If you watch some recaps of last season and look for him on the ice, he wears Ribeiro's former number (for some reason!). He skates like he's going to do the groceries, and he throws a hit once every twenty games. Oh, and he still has a wood-stick.
But don't wonder if you have troubles finding him, there is also a great chance he is on the Press Gallery.
The last and only time he won the cup was 15 years ago. Two of his former teammates are currently his own coaches.
His name is Patrice Brisebois—also known as "Breezer." And, he is currently the oldest player of the Montreal Canadiens.
His Junior years were promising, going from the Emile "Butch" Bouchard Trophy to being named the CHL's best defense man.
He also had amazing years back in the 1950's (did I say 50's? Oh, sorry, I meant 90's!), being an important factor of the power-play—rewarded with a $4 million contract.
But with great power comes great responsibility—or should I say, with a great paycheck came huge problems. And in Montreal, once you clinch a $3 million contract, if you don't make the highlights of the night, you're screwed!
So Patrice Brisebois soon became "Breeze-Boo" or "Breeze-Bye".
He signed with the Colorado Avalanche for two years and became a UFA last summer. He and Bob Gainey came to a one-year agreement for the symbolic amount of $700,000.
He received a memorable ovation during the official players introduction at the Bell Center. "It was very emotional, I'll never forget that," said Brisebois.
If you look at his stats, his age will strike you more than the number of his goals or assists.
If you wait for him to change the way a game goes, you're doomed. No, actually it happened a couple of times last series...but don't expect him to be a Nicklas Lidstrom neither.
And if you want to identify him for his specific role on the ice, (for instance, Komisarek equals hits, Markov equals power-play, and so on) well, good luck searching. And please, "veteran" doesn't count!
So why do I still hope for the Canadiens to re-sign Breezer?
It is for the simple reason that he has got the CH tattooed on his heart.
He could have retired, and honestly, last year I really hoped he would.

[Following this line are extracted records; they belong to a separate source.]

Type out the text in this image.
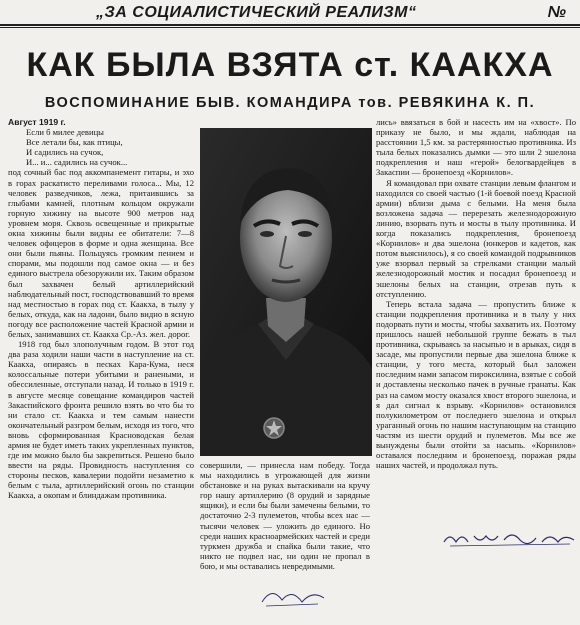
„ЗА СОЦИАЛИСТИЧЕСКИЙ РЕАЛИЗМ“	№
КАК БЫЛА ВЗЯТА ст. КААКХА
ВОСПОМИНАНИЕ БЫВ. КОМАНДИРА тов. РЕВЯКИНА К. П.

Август 1919 г.

Если б милее девицы

Все летали бы, как птицы,

И садились на сучок,

И... и... садились на сучок...

под сочный бас под аккомпанемент гитары, и эхо в горах раскатисто переливами голоса... Мы, 12 человек разведчиков, лежа, притаившись за глыбами камней, плотным кольцом окружали горную хижину на высоте 900 метров над уровнем моря. Сквозь освещенные и прикрытые окна хижины были видны ее обитатели: 7—8 человек офицеров в форме и одна женщина. Все они были пьяны. Польцуясь громким пением и спорами, мы подошли под самое окна — и без единого выстрела обезоружили их. Таким образом был захвачен белый артиллерийский наблюдательный пост, господствовавший то время над местностью в горах под ст. Каакха, в тылу у белых, откуда, как на ладони, было видно в ясную погоду все расположение частей Красной армии и белых, занимавших ст. Каакха Ср.-Аз. жел. дорог.

1918 год был злополучным годом. В этот год два раза ходили наши части в наступление на ст. Каакха, опираясь в песках Кара-Кума, неся колоссальные потери убитыми и ранеными, и обессиленные, отступали назад. И только в 1919 г. в августе месяце совещание командиров частей Закаспийского фронта решило взять во что бы то ни стало ст. Каакха и тем самым нанести окончательный разгром белым, исходя из того, что вновь сформированная Красноводская белая армия не будет иметь таких укрепленных пунктов, где им можно было бы закрепиться. Решено было ввести на ряды. Провидность наступления со стороны песков, кавалерии подойти незаметно к белым с тыла, артиллерийский огонь по станции Каакха, а окопам и блиндажам противника.

совершили, — принесла нам победу. Тогда мы находились в угрожающей для жизни обстановке и на руках вытаскивали на кручу гор нашу артиллерию (8 орудий и зарядные ящики), и если бы были замечены белыми, то достаточно 2-3 пулеметов, чтобы всех нас — тысячи человек — уложить до единого. Но среди наших красноармейских частей и среди туркмен дружба и спайка были такие, что никто не подвел нас, ни один не пропал в бою, и мы оставались невредимыми.

лись» ввязаться в бой и насесть им на «хвост». По приказу не было, и мы ждали, наблюдая на расстоянии 1,5 км. за растерянностью противника. Из тыла белых показались дымки — это шли 2 эшелона подкрепления и наш «герой» белогвардейцев в Закаспии — бронепоезд «Корнилов».

Я командовал при охвате станции левым флангом и находился со своей частью (1-й боевой поезд Красной армии) вблизи дыма с белыми. На меня была возложена задача — перерезать железнодорожную линию, взорвать путь и мосты в тылу противника. И когда показались подкрепления, бронепоезд «Корнилов» и два эшелона (юнкеров и кадетов, как потом выяснилось), я со своей командой подрывников уже взорвал первый за стрелками станции малый железнодорожный мостик и посадил бронепоезд и эшелоны белых на станции, отрезав путь к отступлению.

Теперь встала задача — пропустить ближе к станции подкрепления противника и в тылу у них подорвать пути и мосты, чтобы захватить их. Поэтому пришлось нашей небольшой группе бежать в тыл противника, скрываясь за насыпью и в арыках, сидя в засаде, мы пропустили первые два эшелона ближе к станции, у того места, который был заложен последним нами запасом пироксилина, взятые с собой и доставлены несколько пачек в ручные гранаты. Как раз на самом мосту оказался хвост второго эшелона, и я дал сигнал к взрыву. «Корнилов» остановился полукилометром от последнего эшелона и открыл ураганный огонь по нашим наступающим на станцию частям из шести орудий и пулеметов. Мы все же вынуждены были отойти за насыпь. «Корнилов» оставался последним и бронепоезд, поражая ряды наших частей, и продолжал путь.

The Habs just missed the playoffs, Briere wasn't obviously going to sign with the team, Kovalev was a big question mark, and Gainey had no brighter idea than signing back mister offensive-defensive-identity-crisis.
Now, you will probably suggest for him to live his passion for the Habs from his TV at home and leave the $700, 000 to a fresh rookie! And, you may be right.

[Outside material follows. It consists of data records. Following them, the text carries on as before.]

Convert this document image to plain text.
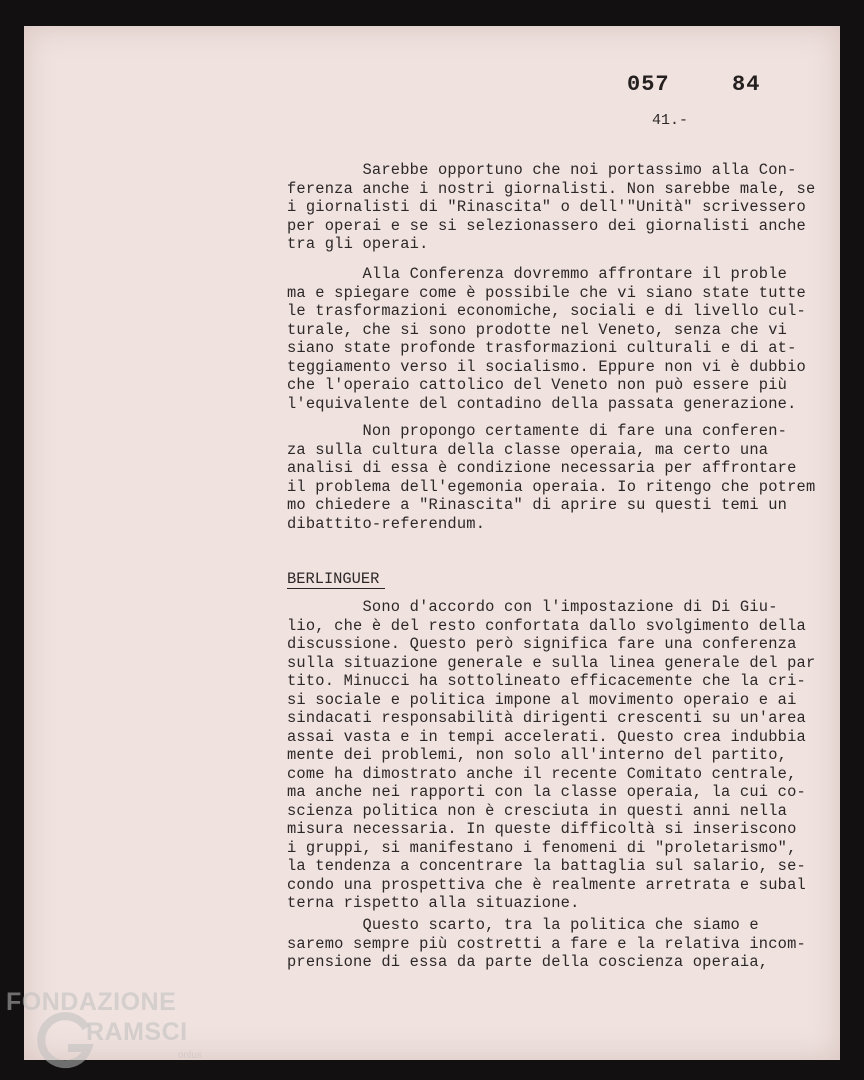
057	84
41.-
Sarebbe opportuno che noi portassimo alla Con-
ferenza anche i nostri giornalisti. Non sarebbe male, se
i giornalisti di "Rinascita" o dell'"Unità" scrivessero
per operai e se si selezionassero dei giornalisti anche
tra gli operai.
Alla Conferenza dovremmo affrontare il proble
ma e spiegare come è possibile che vi siano state tutte
le trasformazioni economiche, sociali e di livello cul-
turale, che si sono prodotte nel Veneto, senza che vi
siano state profonde trasformazioni culturali e di at-
teggiamento verso il socialismo. Eppure non vi è dubbio
che l'operaio cattolico del Veneto non può essere più
l'equivalente del contadino della passata generazione.
Non propongo certamente di fare una conferen-
za sulla cultura della classe operaia, ma certo una
analisi di essa è condizione necessaria per affrontare
il problema dell'egemonia operaia. Io ritengo che potrem
mo chiedere a "Rinascita" di aprire su questi temi un
dibattito-referendum.
BERLINGUER
Sono d'accordo con l'impostazione di Di Giu-
lio, che è del resto confortata dallo svolgimento della
discussione. Questo però significa fare una conferenza
sulla situazione generale e sulla linea generale del par
tito. Minucci ha sottolineato efficacemente che la cri-
si sociale e politica impone al movimento operaio e ai
sindacati responsabilità dirigenti crescenti su un'area
assai vasta e in tempi accelerati. Questo crea indubbia
mente dei problemi, non solo all'interno del partito,
come ha dimostrato anche il recente Comitato centrale,
ma anche nei rapporti con la classe operaia, la cui co-
scienza politica non è cresciuta in questi anni nella
misura necessaria. In queste difficoltà si inseriscono
i gruppi, si manifestano i fenomeni di "proletarismo",
la tendenza a concentrare la battaglia sul salario, se-
condo una prospettiva che è realmente arretrata e subal
terna rispetto alla situazione.
Questo scarto, tra la politica che siamo e
saremo sempre più costretti a fare e la relativa incom-
prensione di essa da parte della coscienza operaia,
FONDAZIONE
RAMSCI
onlus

But when the time came to transmit a certain "belonging" to the youngsters, Patrice Brisebois was probably the best qualified for the task.
From the first Jamboree, when he explained to the new-comers how the city would get a thousand times more exited with a great season, to the playoffs—having been through the same with the team (but just a thousand years ago!)—he has been a great help in the room.
It is nice for the players to hear all those stories about this once-upon-a-time-a-24th-Stanley-Cup. But coming from a current team-mate who has actually been there, it must be different.
"I understand that the priority is to sign Andrei (Kostitsyn) and Mark (Streit)," declared the veteran, "but I want to play next year."
I hope he will be Breeze-Back...
*Between the lines:
Guy Lafleur declared in an interview that it would be better if the NHL season ended some time in May instead of this late. He also added that the way he called the Canadiens a "fourth line team" may have been a wake up call for the team.